Sosyal Sigortalar ve Genel Sağlık Sigortası kanununda değişiklik içeren yeni bir kanun teklifi, Türkiye Büyük Millet Meclisi Başkanlığı’na sunulmuştur. Bu teklif, sağlıklı bir toplum oluşturma hedefi doğrultusunda, toplumun temel sağlık hizmetlerine erişimini sağlamayı amaçlamaktadır. İlgili kanun teklifi kapsamındaki düzenlemeler, geniş bir yelpazede sağlık hizmetlerinin sunumunu etkileyecek önlemler içermektedir.
Teklifte, aile hekimlerine yönelik önemli düzenlemeler de yer almaktadır.
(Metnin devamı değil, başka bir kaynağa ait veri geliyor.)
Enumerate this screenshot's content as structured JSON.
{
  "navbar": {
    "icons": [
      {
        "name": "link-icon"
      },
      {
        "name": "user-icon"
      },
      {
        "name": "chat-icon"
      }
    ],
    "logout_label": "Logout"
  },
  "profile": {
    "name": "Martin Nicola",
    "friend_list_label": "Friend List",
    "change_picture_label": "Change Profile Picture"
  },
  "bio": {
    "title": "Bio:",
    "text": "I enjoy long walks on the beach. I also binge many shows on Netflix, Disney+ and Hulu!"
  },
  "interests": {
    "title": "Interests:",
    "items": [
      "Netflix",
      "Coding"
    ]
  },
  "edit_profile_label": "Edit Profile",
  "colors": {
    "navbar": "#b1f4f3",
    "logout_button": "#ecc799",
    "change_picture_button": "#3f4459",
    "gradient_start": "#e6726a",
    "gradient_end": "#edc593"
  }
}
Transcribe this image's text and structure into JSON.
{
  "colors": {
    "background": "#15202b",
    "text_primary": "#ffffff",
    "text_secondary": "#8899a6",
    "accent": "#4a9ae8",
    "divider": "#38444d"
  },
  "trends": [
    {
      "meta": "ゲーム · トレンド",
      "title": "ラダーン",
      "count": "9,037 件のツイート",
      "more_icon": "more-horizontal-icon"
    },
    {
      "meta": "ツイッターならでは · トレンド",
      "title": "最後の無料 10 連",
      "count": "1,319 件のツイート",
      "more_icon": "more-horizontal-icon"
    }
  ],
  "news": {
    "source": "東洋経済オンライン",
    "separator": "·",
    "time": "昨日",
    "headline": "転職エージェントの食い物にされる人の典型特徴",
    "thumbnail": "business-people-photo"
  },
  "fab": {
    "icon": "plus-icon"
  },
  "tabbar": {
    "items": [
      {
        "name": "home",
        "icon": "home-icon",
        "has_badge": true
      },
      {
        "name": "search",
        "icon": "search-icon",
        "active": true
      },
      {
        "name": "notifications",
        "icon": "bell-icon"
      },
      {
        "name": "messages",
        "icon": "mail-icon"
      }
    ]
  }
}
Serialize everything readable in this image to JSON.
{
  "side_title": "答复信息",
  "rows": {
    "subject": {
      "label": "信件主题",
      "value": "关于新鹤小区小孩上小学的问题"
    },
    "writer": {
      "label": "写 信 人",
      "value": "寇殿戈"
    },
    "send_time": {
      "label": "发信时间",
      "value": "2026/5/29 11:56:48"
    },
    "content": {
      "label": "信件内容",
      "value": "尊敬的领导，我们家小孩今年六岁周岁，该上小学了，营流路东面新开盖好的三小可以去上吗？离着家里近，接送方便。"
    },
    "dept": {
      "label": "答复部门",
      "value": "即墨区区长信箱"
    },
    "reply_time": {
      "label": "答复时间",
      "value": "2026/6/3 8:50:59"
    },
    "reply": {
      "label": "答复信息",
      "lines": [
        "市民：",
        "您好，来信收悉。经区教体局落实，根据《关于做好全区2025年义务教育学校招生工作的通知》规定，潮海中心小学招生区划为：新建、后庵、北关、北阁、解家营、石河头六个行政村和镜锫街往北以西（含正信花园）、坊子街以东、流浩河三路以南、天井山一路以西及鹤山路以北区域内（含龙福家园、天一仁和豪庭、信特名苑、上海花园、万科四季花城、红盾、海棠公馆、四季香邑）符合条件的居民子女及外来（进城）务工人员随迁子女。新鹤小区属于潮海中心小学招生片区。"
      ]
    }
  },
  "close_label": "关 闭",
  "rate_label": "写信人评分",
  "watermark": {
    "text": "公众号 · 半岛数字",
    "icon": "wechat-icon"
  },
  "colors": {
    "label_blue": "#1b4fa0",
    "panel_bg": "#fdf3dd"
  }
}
Aile Hekimliği Kanunu’nda yapılacak değişiklikle birlikte, yabancılara sunulan sağlık hizmetleri ve mesai saatleri dışında sunulan geleneksel ve tamamlayıcı tıp uygulamalarının yanı sıra, bakanlıkça belirlenen özel amaçlı raporlar hariç tüm aile hekimliği hizmetleri ücretsiz hale gelecektir. Bu durum, aile hekimlerinin vatandaşlara daha iyi bir hizmet sunabilmeleri açısından büyük bir adım olarak değerlendirilmektedir.
Aile hekimliği hizmetlerinin sunulan süresi ile ilgili olarak, acil haller hariç, bu hizmetlerin haftada en az 40 saat süresince verilmesi zorunlu hale getirilecektir. Aile hekimlerinin sunacakları hizmetler, Sağlık Bakanlığı tarafından belirlenen kriterler çerçevesinde yürütülecek ve ilgili sağlık idaresinin onayı ile gerçekleştirilecektir. Bu sistem, aile hekimlerinin daha düzenli bir çalışma programına sahip olmasını sağlayacak ve sağlık hizmetlerinin daha etkin bir biçimde sunulmasına olanak tanıyacaktır.
Tedavi ve sağlık hizmetleri için belirlenen tarifeler doğrultusunda elde edilen gelirlerin, il sağlık müdürlüklerinin döner sermaye işletmelerinde açılacak özel bir hesapta toplanması öngörülmektedir. Bu hesapta biriken gelirlerin sağlık hizmet sunumu için harcanma kriterleri, aile sağlığı merkezi giderleri ile aile hekimi ve aile sağlığı çalışanlarına dağıtılabilecek miktarları belirlenecek. Bu dağıtım ve harcama süreçlerine ilişkin usul ve esaslar, Hazine ve Maliye Bakanlığı’nın onayı çerçevesinde Sağlık Bakanlığı tarafından düzenlenecektir. Böylece, sağlık hizmetlerinin finansmanı daha şeffaf ve adil bir şekilde yürütülecektir.
Ayrıca, Sosyal Güvenlik Kurumu (SGK) ile bankalar, sigorta ve reasürans şirketleri, ticaret odaları, sanayi odaları, borsalar ve bu kuruluşların teşkil ettikleri birliklerle veri paylaşımının yapılabileceği bir çerçeve de önerilmektedir. Bu tür bir veri paylaşımı, sağlık hizmetlerinin geliştirilmesi ve güncellenmesi açısından hayati bir önem taşımaktadır. Verilerin ışığında alınacak kararlarla, sağlık politikalarındaki eksiklikler tespit edilerek, gerekli önlemler alınabilecektir.
Sonuç olarak, Sosyal Sigortalar ve Genel Sağlık Sigortası kanununda önerilen değişikliklerle birlikte, sağlık hizmetlerinin kalitesi artırılacak ve halkın sağlık hizmetlerine erişimi kolaylaştırılacaktır. Gelişmeler, sağlık sektörünün temel yapısına büyük katkılar sağlayacak ve toplum sağlığına yönelik sürdürülebilir bir yaklaşım oluşturacaktır.